When Daniel Chait started his first company in New York nearly 30 years ago, cloud infrastructure didn’t exist. His team had to build a server room full of computer racks and air conditioners to keep the technology from overheating. And buying new software meant having it delivered and set up in person. At times, it felt like a full-time job.
Now, everything runs on the cloud, including the entirety of his current HR recruiting company, Greenhouse, which certainly makes it easier to scale and centralize data, he says. But keeping up with customer expectations with all the risks that have arisen managing business in the cloud, he says, it feels like once again a full-time job and then some.
“We have a huge security infrastructure, as you can imagine, because we’re under constant attacks 24/7,” says Chait.
Recent data from Crowdstrike backs up his claims. New cloud intrusions increased 25% last year, meaning more nefarious individuals are looking to take advantage of the technology for their own gains. This often involves manipulating people through various means to get them to give up login info, for example, that will allow these bad actors to access the cloud to steal confidential company info then or deploy malware, says Adam Meyers, senior vice president of counter-adversary operations at CrowdStrike.

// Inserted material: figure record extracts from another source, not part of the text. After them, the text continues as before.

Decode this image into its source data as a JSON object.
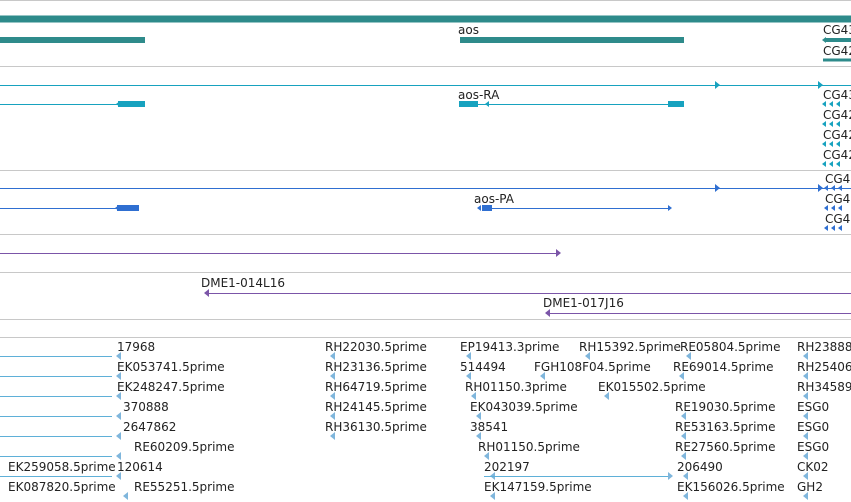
{
  "colors": {
    "background": "#ffffff",
    "separator": "#c8c8c8",
    "gene": "#2e8b8b",
    "transcript": "#17a2bf",
    "protein": "#2f6fd1",
    "clone": "#7b55a8",
    "est": "#7fb6dc",
    "est_line": "#5fb0d8",
    "text": "#222222"
  },
  "tracks": {
    "gene": {
      "labels": [
        "aos",
        "CG43",
        "CG42"
      ]
    },
    "transcript": {
      "labels": [
        "aos-RA",
        "CG43",
        "CG42",
        "CG42",
        "CG42"
      ]
    },
    "protein": {
      "labels": [
        "aos-PA",
        "CG4",
        "CG4",
        "CG4"
      ]
    },
    "clone": {
      "labels": [
        "DME1-014L16",
        "DME1-017J16"
      ]
    },
    "est": {
      "labels": [
        "17968",
        "EK053741.5prime",
        "EK248247.5prime",
        "370888",
        "2647862",
        "RE60209.5prime",
        "EK259058.5prime",
        "120614",
        "EK087820.5prime",
        "RE55251.5prime",
        "RH22030.5prime",
        "RH23136.5prime",
        "RH64719.5prime",
        "RH24145.5prime",
        "RH36130.5prime",
        "EP19413.3prime",
        "514494",
        "RH01150.3prime",
        "EK043039.5prime",
        "38541",
        "RH01150.5prime",
        "202197",
        "EK147159.5prime",
        "RH15392.5prime",
        "FGH108F04.5prime",
        "EK015502.5prime",
        "RE05804.5prime",
        "RE69014.5prime",
        "RE19030.5prime",
        "RE53163.5prime",
        "RE27560.5prime",
        "206490",
        "EK156026.5prime",
        "RH23888",
        "RH25406",
        "RH34589",
        "ESG0",
        "ESG0",
        "ESG0",
        "CK02",
        "GH2"
      ]
    }
  }
}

“From a financial and logistical standpoint, it makes sense to do things in the cloud, but there are risks, and any company that uses it needs to have compensating controls and mitigation strategies they can put in place to try to minimize it,” he says.
And as Greenhouse has grown larger, and brought on more customers, Chait says it’s also opened the company up to more cloud-based threats.
“Because our product is one that’s often listed on a company’s website, [hackers] have started targeting us more often,” he says. “We’ve done a good job of keeping the bad guys out, but it’s a huge, huge investment.”
Greenhouse’s cloud security playbook
To ensure data remains safe, the company encrypts all passwords, and all cookies are transmitted over secure channels. Individual candidate records and files can be hard‑deleted on demand and are retained for 30 days before a complete purge. Third‑party services of the company also undergo annual security and privacy reviews. They also must sign a Data Processing Agreement (DPA), a legally binding contract that outlines how personal data can be handled.
Greenhouse also implemented annual SOC (Service Organization Controls) compliance, a certification that companies can get that ensures they follow rules and practices to protect client and worker data. Having these kinds of verifications certainly helps, Chait says, as clients will send in their chief information officers (CIOs) to go over these protections before signing on.
This is typical, as most businesses prefer to see this kind of verification before signing on to use a service, says Rob Geist, senior vice president of Growth at SimpleVMS, a cloud-based vendor management system.
“Everybody these days wants companies to have this kind of compliance to do business because they understand the risk, they’ve seen the lawsuits that arise when data isn’t protected.”
But managing risks involves more than having the latest tech and security practices, Chait says. He believes that it’s crucial that he himself understands what new threats that have arisen in the landscape and what can be done to mitigate them. Being able to answer this question, he says, could meanlanding a major deal with a potential customer, or not.
“Our customers frequently put us through the ringer,” he said.